A roundup of investment news.
REITs Look Good over the Long Term
REITs struggled mightily in 2007 and 2008, returning negative 15.7% and negative 37.7%, respectively, after racking up double-digit percentage returns in seven out of the eight years between 2000 and 2006 (equating to a compound annual return of 22.3%). REITs have bounced back in 2009 thus far, producing an annualized return of 23.3% through September.
Morningstar research and communications manager Jim Licato analyzed a longer (1972-2008) time period, and he found that REITs have generated an attractive compound annual return of 11.2%, placing them between large stocks (9.5%) and small stocks (12.5%).
Breaking down the total return, the income generated from REITs has been relatively stable and consistent, while the price return has fluctuated widely from year to year. With clients who are hesitant to invest in REITs because of the most recent real estate crisis, it may be helpful to show them what they would have experienced if they held REITs over long time periods. Consequently, the volatility of this alternative asset class should become much more palatable for them.

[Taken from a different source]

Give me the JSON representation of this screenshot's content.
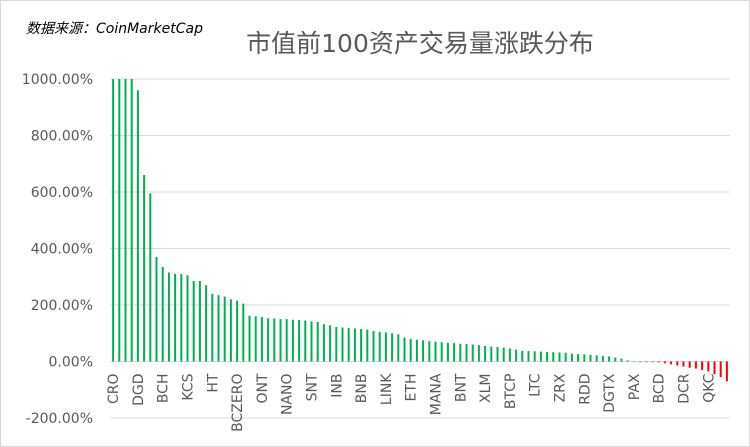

The chart below illustrates the realized losses in REITs for one-, five-, and 15-year periods.
Of the 37 one-year periods from 1972 to 2008, eight periods resulted in a loss (22% of the years examined). When increasing the holding period to five years, however, none of the 33 overlapping five-year periods ended with a loss. Similarly, not one of the 23 overlapping 15-year periods produced a negative return.
These results go back to the income potential of REITs, which are required to distribute at least 90% of their taxable income to shareholders on an annual basis. During a year in which REITs may be struggling from a price-appreciation perspective, it always has the income component to fall back on. On the flip side, when REITs are prospering from a price-return perspective, the income return further enhances the asset class' total return.
The real estate bubble and burst may have your clients a bit hesitant when it comes to investing in an asset class like REITs. Clients must realize that they can expect to experience losses from time to time when investing in REITs.